Photographic direction.

Diverse, candid, in-the-moment imagery. The photo brief: customers sending and receiving money in real settings — ATMs, kitchen tables, coffee shops — not stock-photo studios. The result is a visual language that pairs the cool blue brand with warm, human moments. Trust through faces, not through stock illustration.

NationRemit lifestyle photo — customers in real-world setting NationRemit lifestyle photo — customer at ATM

07 — Still live

Six years on, the kit is still the foundation.

NationRemit is live at nationremit.com, FCA-regulated, sending from the UK to 19+ destinations, with apps on iOS and Android. The product team has updated the website and the app multiple times since 2020 — new features, new screens, new copy — and that’s exactly what should happen with a product that’s being used.

What changed.

The website has been redesigned. The app has shipped multiple new versions. New corridors, new payout methods, new UI patterns. Marketing photography has been refreshed. None of that was my work — the product and content teams own those surfaces.

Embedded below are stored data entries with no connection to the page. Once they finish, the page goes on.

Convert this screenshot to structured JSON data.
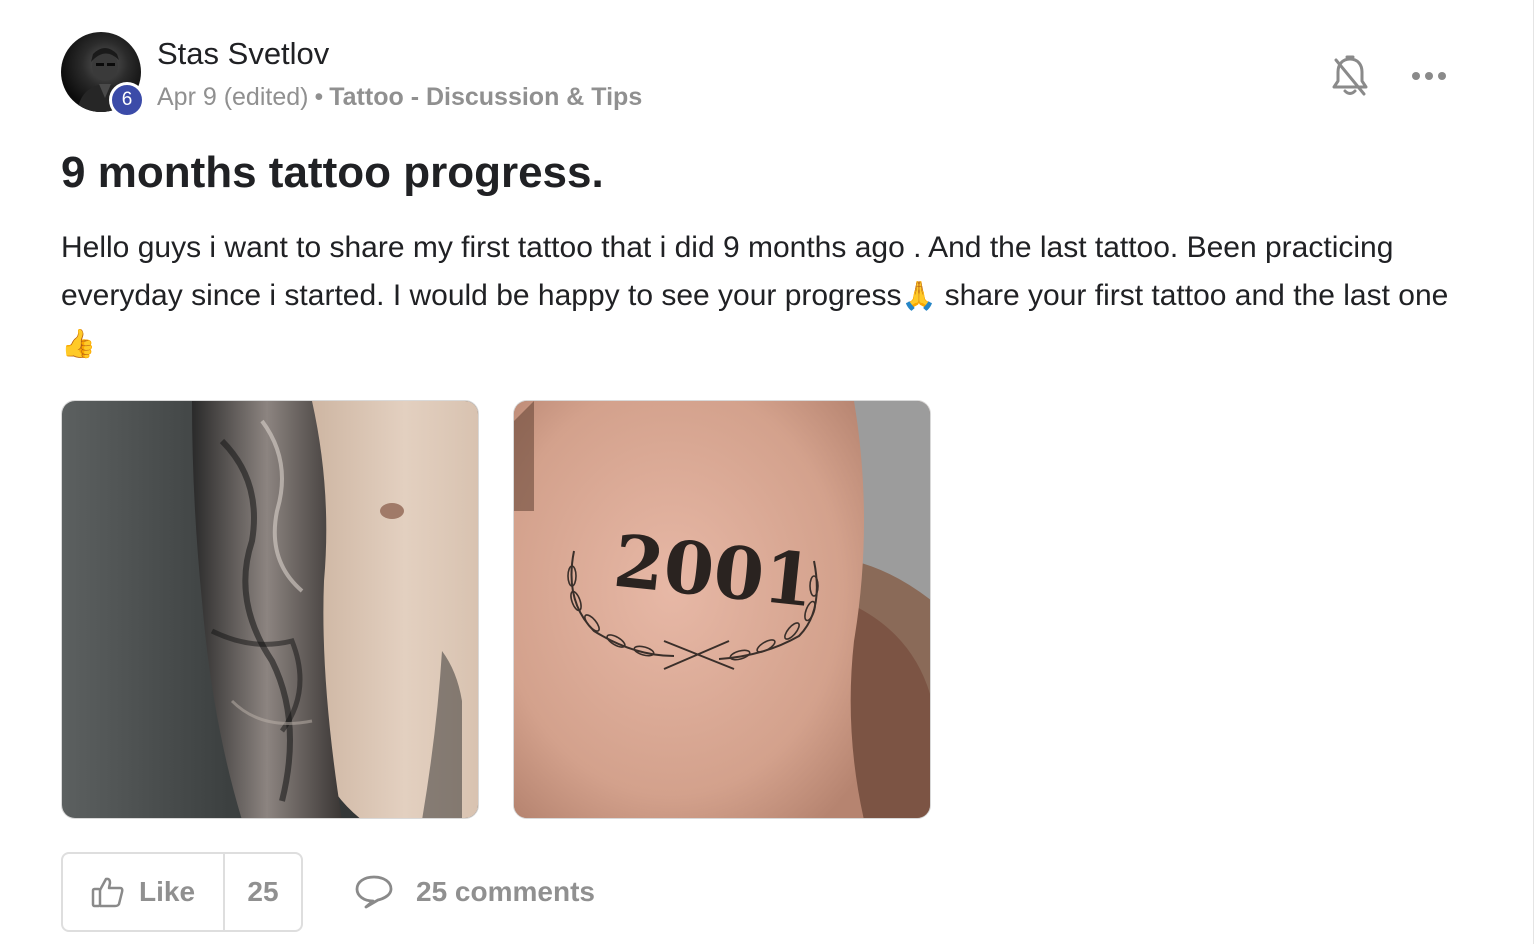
{
  "post": {
    "author": {
      "name": "Stas Svetlov",
      "level": "6",
      "avatar_icon": "avatar-photo"
    },
    "meta": {
      "date": "Apr 9 (edited)",
      "separator": "•",
      "category": "Tattoo - Discussion & Tips"
    },
    "actions_top": {
      "notify_icon": "bell-off-icon",
      "more_icon": "more-horizontal-icon"
    },
    "title": "9 months tattoo progress.",
    "body": {
      "text_1": "Hello guys i want to share my first tattoo that i did 9 months ago . And the last tattoo. Been practicing everyday since i started. I would be happy to see your progress",
      "emoji_1": "🙏",
      "text_2": " share your first tattoo and the last one",
      "emoji_2": "👍"
    },
    "images": [
      {
        "name": "tattoo-photo-sleeve"
      },
      {
        "name": "tattoo-photo-2001",
        "tattoo_text": "2001"
      }
    ],
    "footer": {
      "like_label": "Like",
      "like_count": "25",
      "comments_label": "25 comments",
      "like_icon": "thumbs-up-icon",
      "comment_icon": "comment-icon"
    }
  },
  "colors": {
    "badge": "#3b4ba8",
    "muted_text": "#909090",
    "text": "#202124",
    "border": "#dedede"
  }
}
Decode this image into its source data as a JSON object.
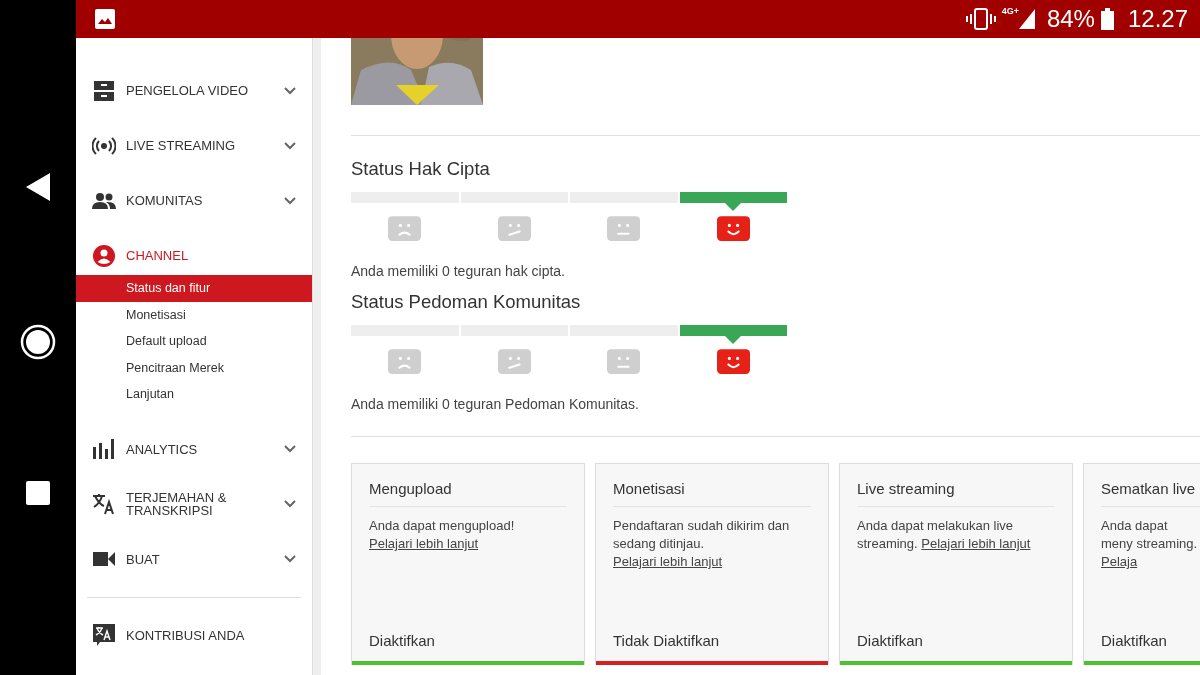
{
  "status_bar": {
    "network": "4G+",
    "battery": "84%",
    "time": "12.27"
  },
  "sidebar": {
    "items": [
      {
        "label": "PENGELOLA VIDEO",
        "expandable": true,
        "selected": false
      },
      {
        "label": "LIVE STREAMING",
        "expandable": true,
        "selected": false
      },
      {
        "label": "KOMUNITAS",
        "expandable": true,
        "selected": false
      },
      {
        "label": "CHANNEL",
        "expandable": false,
        "selected": true,
        "children": [
          {
            "label": "Status dan fitur",
            "selected": true
          },
          {
            "label": "Monetisasi",
            "selected": false
          },
          {
            "label": "Default upload",
            "selected": false
          },
          {
            "label": "Pencitraan Merek",
            "selected": false
          },
          {
            "label": "Lanjutan",
            "selected": false
          }
        ]
      },
      {
        "label": "ANALYTICS",
        "expandable": true,
        "selected": false
      },
      {
        "label": "TERJEMAHAN & TRANSKRIPSI",
        "expandable": true,
        "selected": false
      },
      {
        "label": "BUAT",
        "expandable": true,
        "selected": false
      }
    ],
    "footer_items": [
      {
        "label": "KONTRIBUSI ANDA",
        "selected": false
      }
    ]
  },
  "main": {
    "sections": [
      {
        "title": "Status Hak Cipta",
        "segments": [
          {
            "kind": "sad",
            "selected": false
          },
          {
            "kind": "skeptical",
            "selected": false
          },
          {
            "kind": "neutral",
            "selected": false
          },
          {
            "kind": "happy",
            "selected": true
          }
        ],
        "summary": "Anda memiliki 0 teguran hak cipta."
      },
      {
        "title": "Status Pedoman Komunitas",
        "segments": [
          {
            "kind": "sad",
            "selected": false
          },
          {
            "kind": "skeptical",
            "selected": false
          },
          {
            "kind": "neutral",
            "selected": false
          },
          {
            "kind": "happy",
            "selected": true
          }
        ],
        "summary": "Anda memiliki 0 teguran Pedoman Komunitas."
      }
    ],
    "features": [
      {
        "title": "Mengupload",
        "text": "Anda dapat mengupload!",
        "link": "Pelajari lebih lanjut",
        "status": "Diaktifkan",
        "enabled": true
      },
      {
        "title": "Monetisasi",
        "text": "Pendaftaran sudah dikirim dan sedang ditinjau.",
        "link": "Pelajari lebih lanjut",
        "status": "Tidak Diaktifkan",
        "enabled": false
      },
      {
        "title": "Live streaming",
        "text": "Anda dapat melakukan live streaming.",
        "link": "Pelajari lebih lanjut",
        "status": "Diaktifkan",
        "enabled": true
      },
      {
        "title": "Sematkan live",
        "text": "Anda dapat meny streaming.",
        "link": "Pelaja",
        "status": "Diaktifkan",
        "enabled": true
      }
    ]
  }
}
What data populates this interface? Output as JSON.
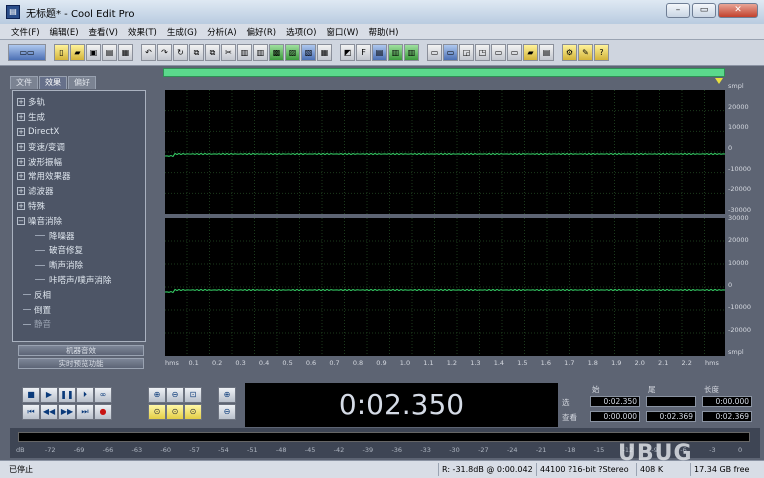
{
  "window": {
    "title": "无标题* - Cool Edit Pro",
    "controls": [
      "–",
      "▭",
      "✕"
    ]
  },
  "menu": [
    "文件(F)",
    "编辑(E)",
    "查看(V)",
    "效果(T)",
    "生成(G)",
    "分析(A)",
    "偏好(R)",
    "选项(O)",
    "窗口(W)",
    "帮助(H)"
  ],
  "panel": {
    "tabs": [
      "文件",
      "效果",
      "偏好"
    ],
    "tree": [
      {
        "label": "多轨",
        "type": "root",
        "box": "+"
      },
      {
        "label": "生成",
        "type": "root",
        "box": "+"
      },
      {
        "label": "DirectX",
        "type": "root",
        "box": "+"
      },
      {
        "label": "变速/变调",
        "type": "root",
        "box": "+"
      },
      {
        "label": "波形振幅",
        "type": "root",
        "box": "+"
      },
      {
        "label": "常用效果器",
        "type": "root",
        "box": "+"
      },
      {
        "label": "滤波器",
        "type": "root",
        "box": "+"
      },
      {
        "label": "特殊",
        "type": "root",
        "box": "+"
      },
      {
        "label": "噪音消除",
        "type": "root",
        "box": "−"
      },
      {
        "label": "降噪器",
        "type": "child"
      },
      {
        "label": "破音修复",
        "type": "child"
      },
      {
        "label": "嘶声消除",
        "type": "child"
      },
      {
        "label": "咔嗒声/噗声消除",
        "type": "child"
      },
      {
        "label": "反相",
        "type": "leaf"
      },
      {
        "label": "倒置",
        "type": "leaf"
      },
      {
        "label": "静音",
        "type": "leaf",
        "dim": true
      }
    ],
    "buttons": [
      "机器音效",
      "实时预览功能"
    ]
  },
  "wave": {
    "amp_top": [
      "smpl",
      "20000",
      "10000",
      "0",
      "-10000",
      "-20000",
      "-30000"
    ],
    "amp_bottom": [
      "30000",
      "20000",
      "10000",
      "0",
      "-10000",
      "-20000",
      "smpl"
    ],
    "time_ticks": [
      "hms",
      "0.1",
      "0.2",
      "0.3",
      "0.4",
      "0.5",
      "0.6",
      "0.7",
      "0.8",
      "0.9",
      "1.0",
      "1.1",
      "1.2",
      "1.3",
      "1.4",
      "1.5",
      "1.6",
      "1.7",
      "1.8",
      "1.9",
      "2.0",
      "2.1",
      "2.2",
      "hms"
    ]
  },
  "time_display": "0:02.350",
  "selection": {
    "headers": [
      "始",
      "尾",
      "长度"
    ],
    "rows": [
      {
        "label": "选",
        "begin": "0:02.350",
        "end": "",
        "length": "0:00.000"
      },
      {
        "label": "查看",
        "begin": "0:00.000",
        "end": "0:02.369",
        "length": "0:02.369"
      }
    ]
  },
  "meter_ticks": [
    "dB",
    "-72",
    "-69",
    "-66",
    "-63",
    "-60",
    "-57",
    "-54",
    "-51",
    "-48",
    "-45",
    "-42",
    "-39",
    "-36",
    "-33",
    "-30",
    "-27",
    "-24",
    "-21",
    "-18",
    "-15",
    "-12",
    "-9",
    "-6",
    "-3",
    "0"
  ],
  "status": {
    "state": "已停止",
    "cursor": "R: -31.8dB @  0:00.042",
    "format": "44100 ?16-bit ?Stereo",
    "size": "408 K",
    "free": "17.34 GB free"
  },
  "watermark": "UBUG"
}
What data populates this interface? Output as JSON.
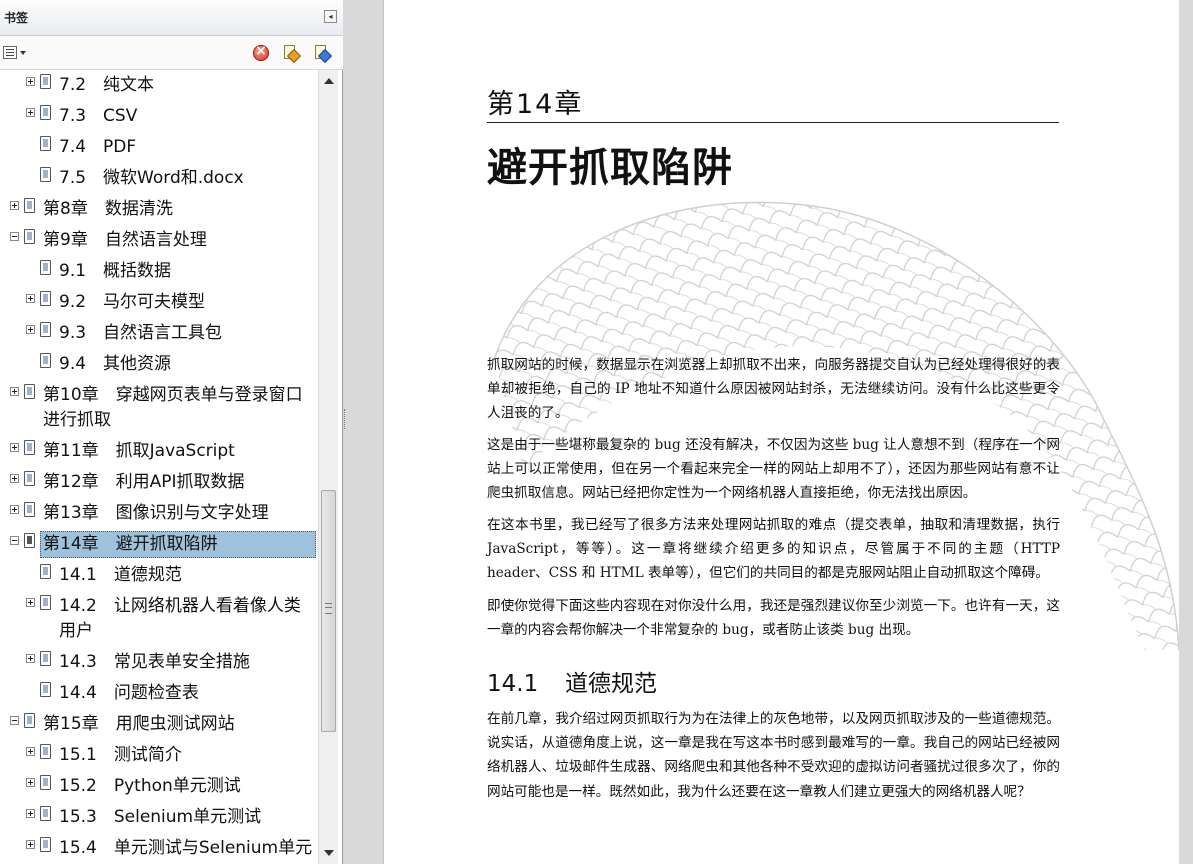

That’s how it should go. A brand kit isn’t supposed to freeze a product in place; it’s supposed to give the team a stable foundation to evolve from.

What stayed.

The wordmark. The three-word brand promise — fast, fair, flexible sits in their footer today, the same rhythm as the original fair, fast, secure. The transparency-first positioning that came out of the eight-dimension audit. The strategic decision to compete on trust rather than disruption.

The visual language has evolved with the product. The strategic foundation hasn’t. That’s the part of brand work that has to outlast you — the research-driven decisions that explain why, so the next designer or marketer or PM can keep building on them without having to relitigate the brief.

Verification — visit nationremit.com or download the NationRemit app on the App Store / Google Play.

08 — Takeaway

Brand work is research first, design second.

The thing that made NationRemit’s brand land wasn’t the logo or the palette — those were downstream of the eight-dimension audit that defined what the brand had to stand for. Without the research, this was just another blue-and-orange fintech mark. With the research, every decision had a defensible answer to “why this?” — and that’s the part that survives the work being handed off, redesigned, or rebuilt years later.

What I’d carry forward

Brand identity work in regulated, trust-sensitive categories — fintech, healthcare, insurance — is fundamentally a positioning problem dressed up as a visual one. The visual system is just the most visible artifact. When the category already has a clear leader, the brief isn’t to invent a new category — it’s to earn a place on the same shelf. Match the standard the leader has set, and find the small, specific dimensions where you can offer something they don’t. That’s how new entrants become staples.